In the end we were given a mud hut to live in. The humidity is great. . . . There is not a vegetable in the place, not a potato. A few eggs can be bought by barter. . . .
My husbands legs have given away. [Since this letter, he has died. He was 79 years old.] I have to do everything for him--dress him, wash him, feed him. . . . There is no doctor of pharmacy anywhere around. . . . There are only Kalmucks and Kirghiz people here. Some receive packages of food. If possible, send us some. . . . The most important things for us are some flour, sugar, tea and some sort of fats. We would be waiting for these packages as children wait for Father Christmas. Of course, we don't know whether they would ever reach us.
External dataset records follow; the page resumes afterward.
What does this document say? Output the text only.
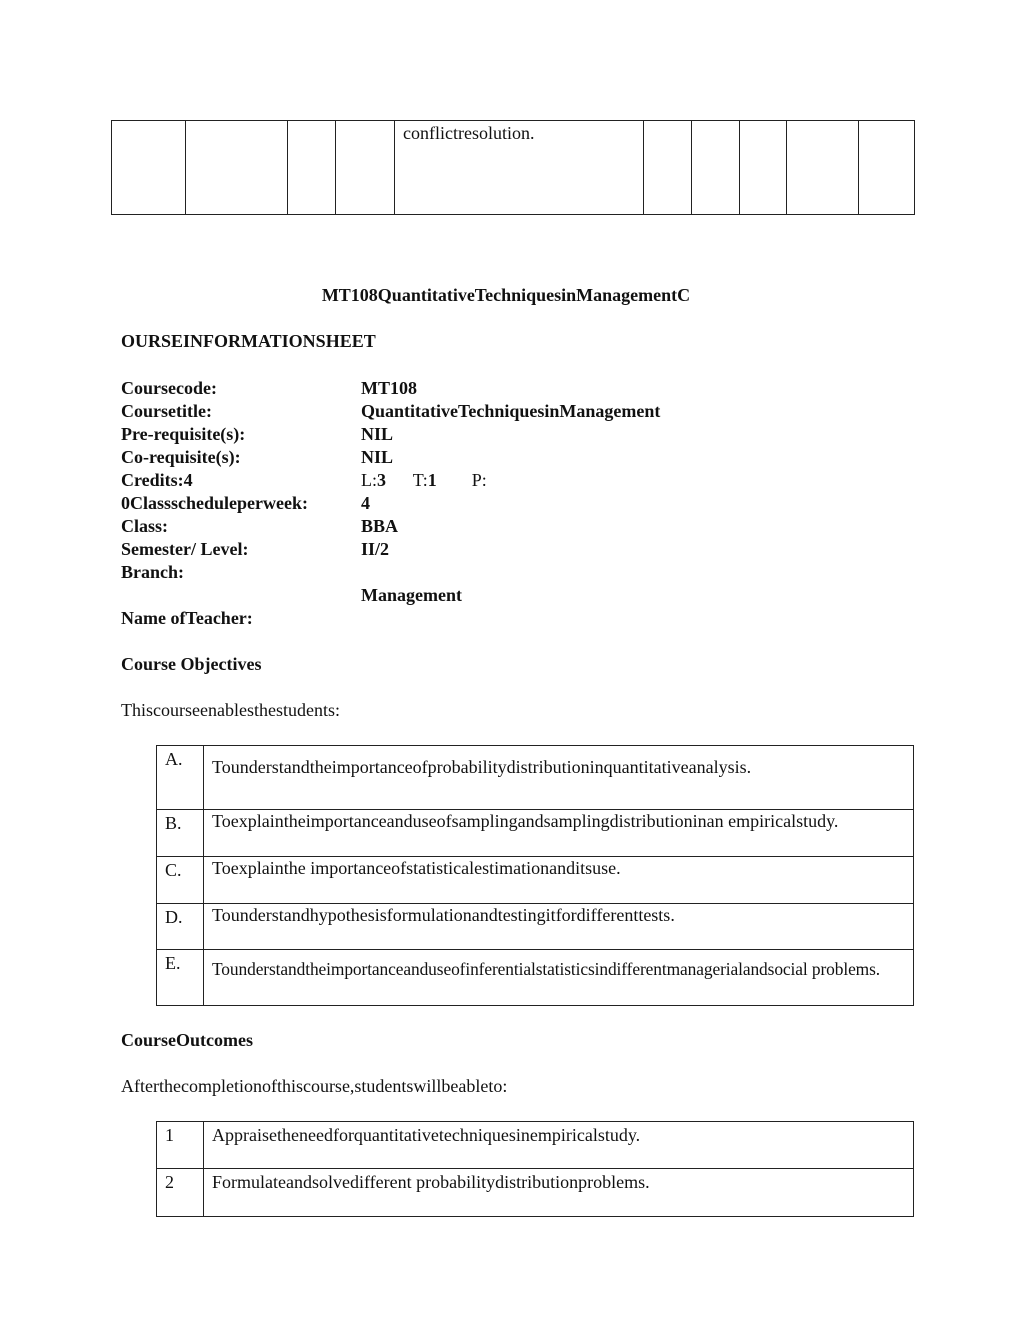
				conflictresolution.					
MT108QuantitativeTechniquesinManagementC
OURSEINFORMATIONSHEET
Coursecode:	MT108
Coursetitle:	QuantitativeTechniquesinManagement
Pre-requisite(s):	NIL
Co-requisite(s):	NIL
Credits:4	L:3 T:1 P:
0Classscheduleperweek:	4
Class:	BBA
Semester/ Level:	II/2
Branch:
Management
Name ofTeacher:
Course Objectives
Thiscourseenablesthestudents:
A.	Tounderstandtheimportanceofprobabilitydistributioninquantitativeanalysis.
B.	Toexplaintheimportanceanduseofsamplingandsamplingdistributioninan empiricalstudy.
C.	Toexplainthe importanceofstatisticalestimationanditsuse.
D.	Tounderstandhypothesisformulationandtestingitfordifferenttests.
E.	Tounderstandtheimportanceanduseofinferentialstatisticsindifferentmanagerialandsocial problems.
CourseOutcomes
Afterthecompletionofthiscourse,studentswillbeableto:
1	Appraisetheneedforquantitativetechniquesinempiricalstudy.
2	Formulateandsolvedifferent probabilitydistributionproblems.
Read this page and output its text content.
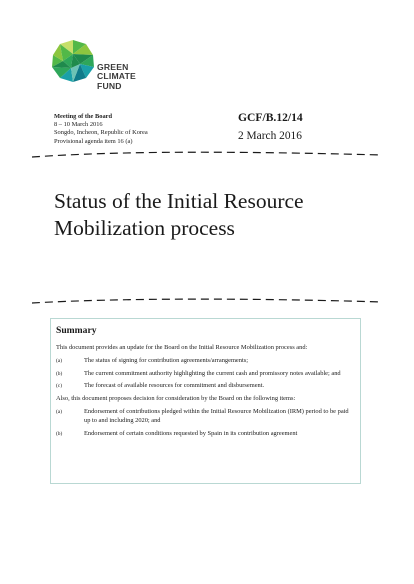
GREEN
CLIMATE
FUND
Meeting of the Board
8 – 10 March 2016
Songdo, Incheon, Republic of Korea
Provisional agenda item 16 (a)
GCF/B.12/14
2 March 2016
Status of the Initial Resource
Mobilization process
Summary
This document provides an update for the Board on the Initial Resource Mobilization process and:
(a)	The status of signing for contribution agreements/arrangements;
(b)	The current commitment authority highlighting the current cash and promissory notes available; and
(c)	The forecast of available resources for commitment and disbursement.
Also, this document proposes decision for consideration by the Board on the following items:
(a)	Endorsement of contributions pledged within the Initial Resource Mobilization (IRM) period to be paid up to and including 2020; and
(b)	Endorsement of certain conditions requested by Spain in its contribution agreement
The hut in which we live is on the Steppe. When it rains the water stands on the floor. We sleep on the ground which, in fact, is mud, there being no floor. Nor have we a bed, or even straw. We are not allowed to go to the town, which, by the way, is very far off. We have no money.
We work all day. When at last we can go to sleep, we are assailed by millions of fleas and bedbugs which do not let us sleep.
Mme. Z-- has been ordered to work in the manure. This is the chief occupation of our people. For eight hours a day, she has to mix the liquid manure and dry grass with her bare hands. After that it is dried and used for fuel.
For ten days, we receive one kilogram of very dark flour. I use this for myself and husband. I cook for five people, wash their clothes, clean the hut, and am constantly attending my husband. Our underwear is gone. . . . Since we have been here, we have not seen either bread, sugar, tea, soap, candles, or any fats, I beg you to send me something.
-Signature, deleted by request, is that of a historian on the faculty of a U. S. university.